23.8.17

Dashiell Hammett. Un insuperabile impasto di disincanto (Gianni Canova)

Cambiano mode e umori, i generi mutano ed evolvono, scuole e filoni si susseguono, eppure continua a essere considerato un maestro. Anche da chi non si riconosce appieno nelle .sue pagine, o da chi dichiara di voler andare «oltre» la sua scrittura e di volerselo lasciare alle spalle. Più di Chandler, forse anche di Hemingway, Dashiell Hammett continua a essere un punto di riferimento obbligato per chiunque intenda misurarsi con una pratica di scrittura secca e disincantata, immersa negli incubi e nei fantasmi mentali della contemporaneità.
Strano impasto di romanticismo e cinismo, di whisky ed ebbrezze, di comunismo militante e feroce malinconia, la scrittura di Dashiell Hammett continua a essere un terreno di prova e di sfida per i traduttori. Non a caso, è uno dei pochi esponenti dell’hard boiled shool americana che sollecita sempre nuove traduzioni: come se dietro (e dentro) le sue pagine si intravvedesse ogni volta un «nocciolo» comunicativo (ludico, politico ed esistenziale) bisognoso di continui e incessanti aggiornamenti di «codice», proprio perché infrangibile e non deteriorabile nella sua compatta interiorità. Ultima arrivata in ordine cronologico, è da pochi giorni in libreria una nuova traduzione del capolavoro indiscusso di Hammett The Maltese FaJcon, curata da Attilio Veraldi. E questa volta già il titolo italiano contiene una novità: non più Il falcone maltese o Il mistero del falco, bensì - in base a una lezione che pare filologicamente più corretta - Il falco maltese.

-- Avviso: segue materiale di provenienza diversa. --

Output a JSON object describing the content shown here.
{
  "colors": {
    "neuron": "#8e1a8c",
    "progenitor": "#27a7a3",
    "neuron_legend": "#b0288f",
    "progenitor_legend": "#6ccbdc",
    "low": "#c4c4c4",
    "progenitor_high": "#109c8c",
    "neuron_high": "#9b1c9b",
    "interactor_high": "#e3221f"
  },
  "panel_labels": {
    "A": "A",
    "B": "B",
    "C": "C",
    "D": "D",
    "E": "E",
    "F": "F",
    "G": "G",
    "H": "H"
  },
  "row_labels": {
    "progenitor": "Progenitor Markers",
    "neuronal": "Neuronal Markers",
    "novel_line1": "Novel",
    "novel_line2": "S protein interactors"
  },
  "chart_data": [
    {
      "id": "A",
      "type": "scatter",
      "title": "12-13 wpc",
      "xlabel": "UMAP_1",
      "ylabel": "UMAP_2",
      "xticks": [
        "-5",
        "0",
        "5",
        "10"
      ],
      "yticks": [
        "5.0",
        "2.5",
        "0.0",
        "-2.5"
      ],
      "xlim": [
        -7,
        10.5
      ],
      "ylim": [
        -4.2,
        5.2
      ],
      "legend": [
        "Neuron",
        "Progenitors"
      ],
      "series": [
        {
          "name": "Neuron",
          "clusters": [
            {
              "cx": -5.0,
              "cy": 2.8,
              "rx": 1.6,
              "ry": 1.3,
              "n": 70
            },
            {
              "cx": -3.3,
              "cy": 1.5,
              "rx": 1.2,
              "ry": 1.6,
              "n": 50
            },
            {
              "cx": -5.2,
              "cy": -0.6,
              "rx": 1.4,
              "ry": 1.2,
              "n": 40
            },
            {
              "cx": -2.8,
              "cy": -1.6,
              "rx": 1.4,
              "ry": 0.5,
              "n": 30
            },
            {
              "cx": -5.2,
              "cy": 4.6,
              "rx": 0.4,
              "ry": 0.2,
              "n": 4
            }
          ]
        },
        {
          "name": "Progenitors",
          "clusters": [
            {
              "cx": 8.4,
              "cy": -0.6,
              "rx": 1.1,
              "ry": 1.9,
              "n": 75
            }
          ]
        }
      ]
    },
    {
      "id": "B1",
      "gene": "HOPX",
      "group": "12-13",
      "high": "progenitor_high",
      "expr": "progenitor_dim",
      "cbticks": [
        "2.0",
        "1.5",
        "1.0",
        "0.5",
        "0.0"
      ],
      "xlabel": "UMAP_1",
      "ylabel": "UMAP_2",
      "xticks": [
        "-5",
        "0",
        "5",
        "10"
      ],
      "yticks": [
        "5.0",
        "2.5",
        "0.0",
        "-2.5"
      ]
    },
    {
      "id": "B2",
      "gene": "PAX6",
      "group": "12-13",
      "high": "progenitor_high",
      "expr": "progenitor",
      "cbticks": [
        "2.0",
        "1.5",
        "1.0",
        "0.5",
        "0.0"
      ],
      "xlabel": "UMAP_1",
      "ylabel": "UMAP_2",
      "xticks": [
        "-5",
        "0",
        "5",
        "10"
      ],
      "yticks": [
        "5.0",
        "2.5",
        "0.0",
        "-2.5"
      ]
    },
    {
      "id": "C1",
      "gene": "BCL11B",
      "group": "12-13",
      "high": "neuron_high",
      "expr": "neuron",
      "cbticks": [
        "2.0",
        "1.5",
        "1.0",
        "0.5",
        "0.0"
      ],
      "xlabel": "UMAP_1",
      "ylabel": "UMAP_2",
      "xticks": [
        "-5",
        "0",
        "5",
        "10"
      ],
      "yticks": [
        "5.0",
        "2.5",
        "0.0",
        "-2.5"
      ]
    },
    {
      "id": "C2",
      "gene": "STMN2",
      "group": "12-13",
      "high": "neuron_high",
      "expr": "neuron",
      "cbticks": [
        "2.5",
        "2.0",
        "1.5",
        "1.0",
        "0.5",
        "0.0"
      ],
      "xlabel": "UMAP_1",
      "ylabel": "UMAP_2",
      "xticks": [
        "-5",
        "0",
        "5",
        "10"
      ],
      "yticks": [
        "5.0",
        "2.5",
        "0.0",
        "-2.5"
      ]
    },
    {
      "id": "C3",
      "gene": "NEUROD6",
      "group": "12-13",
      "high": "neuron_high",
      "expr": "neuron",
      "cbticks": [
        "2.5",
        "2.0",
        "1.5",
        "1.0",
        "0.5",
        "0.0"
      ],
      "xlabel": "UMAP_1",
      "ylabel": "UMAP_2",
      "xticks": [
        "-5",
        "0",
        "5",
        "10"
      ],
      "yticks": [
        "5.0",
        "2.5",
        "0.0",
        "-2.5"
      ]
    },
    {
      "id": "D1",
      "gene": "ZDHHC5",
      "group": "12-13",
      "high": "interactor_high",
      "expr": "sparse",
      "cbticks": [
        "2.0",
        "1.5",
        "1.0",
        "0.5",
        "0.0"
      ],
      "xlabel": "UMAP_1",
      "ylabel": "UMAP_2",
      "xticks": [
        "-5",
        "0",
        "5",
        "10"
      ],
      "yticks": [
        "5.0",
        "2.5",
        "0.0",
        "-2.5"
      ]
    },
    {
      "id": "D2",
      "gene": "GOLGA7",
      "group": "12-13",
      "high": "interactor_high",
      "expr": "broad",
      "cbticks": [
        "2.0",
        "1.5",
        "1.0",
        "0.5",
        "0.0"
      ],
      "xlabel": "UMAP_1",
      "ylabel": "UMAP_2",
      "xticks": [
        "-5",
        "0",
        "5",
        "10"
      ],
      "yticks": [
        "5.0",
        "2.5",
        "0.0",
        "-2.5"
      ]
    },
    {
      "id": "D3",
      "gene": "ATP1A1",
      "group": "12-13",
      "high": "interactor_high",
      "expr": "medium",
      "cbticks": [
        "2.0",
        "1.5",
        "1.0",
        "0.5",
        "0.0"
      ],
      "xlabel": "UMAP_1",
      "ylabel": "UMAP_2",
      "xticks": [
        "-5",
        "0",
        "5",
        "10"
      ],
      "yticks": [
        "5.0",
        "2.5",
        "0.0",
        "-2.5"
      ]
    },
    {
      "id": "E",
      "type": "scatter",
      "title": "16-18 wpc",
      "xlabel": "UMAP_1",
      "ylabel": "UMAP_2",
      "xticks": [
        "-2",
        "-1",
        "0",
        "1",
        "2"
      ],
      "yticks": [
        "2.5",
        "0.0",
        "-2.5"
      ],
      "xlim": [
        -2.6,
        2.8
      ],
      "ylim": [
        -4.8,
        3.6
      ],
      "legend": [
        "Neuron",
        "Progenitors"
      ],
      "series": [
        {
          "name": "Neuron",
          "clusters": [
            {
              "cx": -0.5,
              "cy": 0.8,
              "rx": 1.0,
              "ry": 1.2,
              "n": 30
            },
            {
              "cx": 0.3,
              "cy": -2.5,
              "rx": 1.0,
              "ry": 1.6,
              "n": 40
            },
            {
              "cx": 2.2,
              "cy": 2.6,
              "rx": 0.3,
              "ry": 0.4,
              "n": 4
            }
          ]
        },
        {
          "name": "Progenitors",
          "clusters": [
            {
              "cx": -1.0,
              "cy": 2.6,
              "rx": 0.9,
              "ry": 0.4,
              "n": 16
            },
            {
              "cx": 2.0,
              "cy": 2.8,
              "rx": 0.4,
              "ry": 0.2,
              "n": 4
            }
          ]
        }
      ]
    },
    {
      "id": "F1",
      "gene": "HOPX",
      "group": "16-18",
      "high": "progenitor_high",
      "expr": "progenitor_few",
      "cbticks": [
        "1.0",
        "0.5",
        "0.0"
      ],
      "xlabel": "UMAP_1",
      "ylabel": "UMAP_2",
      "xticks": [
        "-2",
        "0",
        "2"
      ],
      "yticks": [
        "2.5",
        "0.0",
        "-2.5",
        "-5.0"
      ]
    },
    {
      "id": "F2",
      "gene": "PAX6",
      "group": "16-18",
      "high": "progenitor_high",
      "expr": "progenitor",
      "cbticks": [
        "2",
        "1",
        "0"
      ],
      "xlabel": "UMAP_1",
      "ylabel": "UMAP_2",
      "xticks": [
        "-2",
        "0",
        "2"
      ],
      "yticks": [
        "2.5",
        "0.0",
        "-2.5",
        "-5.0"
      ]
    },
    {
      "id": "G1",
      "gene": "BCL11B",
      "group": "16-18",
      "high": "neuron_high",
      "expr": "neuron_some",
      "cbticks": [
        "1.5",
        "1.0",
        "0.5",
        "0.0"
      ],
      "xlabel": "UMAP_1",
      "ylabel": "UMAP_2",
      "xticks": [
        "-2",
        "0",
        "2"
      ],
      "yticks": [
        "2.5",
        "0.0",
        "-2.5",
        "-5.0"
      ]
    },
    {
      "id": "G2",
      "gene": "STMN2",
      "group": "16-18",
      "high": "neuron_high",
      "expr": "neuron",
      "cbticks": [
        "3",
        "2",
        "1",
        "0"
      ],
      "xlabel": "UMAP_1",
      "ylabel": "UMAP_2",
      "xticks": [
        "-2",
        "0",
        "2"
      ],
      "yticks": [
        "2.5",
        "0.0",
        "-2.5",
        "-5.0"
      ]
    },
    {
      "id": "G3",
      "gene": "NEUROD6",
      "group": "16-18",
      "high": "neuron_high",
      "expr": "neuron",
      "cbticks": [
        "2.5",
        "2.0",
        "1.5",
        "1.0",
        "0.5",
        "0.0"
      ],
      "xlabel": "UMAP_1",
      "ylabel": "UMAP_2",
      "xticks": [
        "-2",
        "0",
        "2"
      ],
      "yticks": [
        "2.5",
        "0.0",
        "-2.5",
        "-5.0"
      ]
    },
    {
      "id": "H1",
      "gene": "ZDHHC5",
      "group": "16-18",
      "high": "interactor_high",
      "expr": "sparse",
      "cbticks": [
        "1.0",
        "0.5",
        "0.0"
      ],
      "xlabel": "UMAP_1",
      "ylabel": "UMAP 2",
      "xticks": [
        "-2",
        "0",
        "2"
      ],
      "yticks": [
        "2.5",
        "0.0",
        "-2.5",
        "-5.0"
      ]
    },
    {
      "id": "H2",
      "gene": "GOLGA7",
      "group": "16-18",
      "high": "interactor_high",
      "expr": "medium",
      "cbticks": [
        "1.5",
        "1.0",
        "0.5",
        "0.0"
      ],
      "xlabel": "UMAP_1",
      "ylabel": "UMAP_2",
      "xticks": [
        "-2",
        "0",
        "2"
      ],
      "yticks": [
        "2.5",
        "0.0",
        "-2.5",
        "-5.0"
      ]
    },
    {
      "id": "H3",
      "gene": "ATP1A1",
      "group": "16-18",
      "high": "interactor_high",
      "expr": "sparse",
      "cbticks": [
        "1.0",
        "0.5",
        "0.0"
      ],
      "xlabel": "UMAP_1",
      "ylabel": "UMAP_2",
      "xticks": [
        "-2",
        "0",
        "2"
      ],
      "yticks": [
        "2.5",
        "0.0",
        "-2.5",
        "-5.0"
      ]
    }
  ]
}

Veraldi (romanziere in proprio, e apprezzato traduttore dall’americano) affronta così il celebre incipit del romanzo: «Pronunciata e ossuta, la mascella di Sam Spade presentava un mento appuntito che sporgeva da sotto l’arco più dolce delle labbra. Quella stessa forma appuntita riviveva poi, ridotta, nelle narici arcuate. Gli occhi erano regolari e d’un grigio giallognolo. Nell’arco delle sopracciglia folte, che partivano da due solchi gemelli dritto sopra al naso aquilino, ritornava ancora la forma appuntita mentre i capelli, castano chiaro, si spingevano a punta anch’essi, sulla fronte con un’accentuata stempiatura ai lati. Sembrava un satana biondo. Quasi attraente». Confrontiamola con la traduzione di Marcella Hannau per la vecchia edizione Longanesi: «La mascella di Sam Spade era ossuta e pronunciata, il suo mento era una V appuntita sotto la mobile V della bocca. Le narici disegnavano un’altra V, più piccola. Aveva occhi giallo-grigi, orizzontali. Il motivo della V era ripreso dalle spesse sopracciglia che si diramavano da due rughe gemelle al di sopra del naso aquilino e l’attaccatura dei capelli castano-chiari scendeva a punta sulla fronte partendo da un’ampia stempiatura. Somigliava, in modo abbastanza attraente, a un diavolo biondo».
Differenze? Poche, ma significative. Da una traduzione come quella della Hannau che mette in evidenza prima di tutto le cose, si passa al lavoro di Veraldi che pare attratto dalla forma delle cose. Cambiano poi il ritmo, il respiro sintattico, il grado e il livello di simbolizzazione e, per così dire, di alfabetizzazione (nella versione Harrau quella «V» più volte citata fa del volto di Spade quasi un frammento di abbecedario o di alfabeto, con Veraldi l’alfabeto diventa lingua descrittiva e qualificante). AI di là di ogni giudizio di valore, quel che conta è che le differenze rappresentano spostamenti progressivi del linguaggio attorno a un mito che non cambia, e che non appartiene ormai più in esclusiva alla lingua di Hammett, ma all’immaginario della società multimediale che di quella lingua si è impadronito (a cominciare dal cinema, e dall’interpretazione indimenticabile di Bogart nei panni di Spade).
Per questo, paradossalmente, The Maltese Falcon vive e sopravvive a prescindere dalla lingua che di volta in volta lo riporta in scena. Perché Spade, comunque descritto, ci somiglia. E perché la sua storia ci appartiene. Non a caso, come ha scritto Enzo Ungari, è la storia di qualcuno che per pochi dollari al giorno (più le spese...) «corre dietro a un sogno, ipnotico e immateriale e che si ritrova, da inseguitore, inseguito, e da cacciatore preda; un’altra vittima, una delle tante, che popolano l’immenso cimitero del noir americano».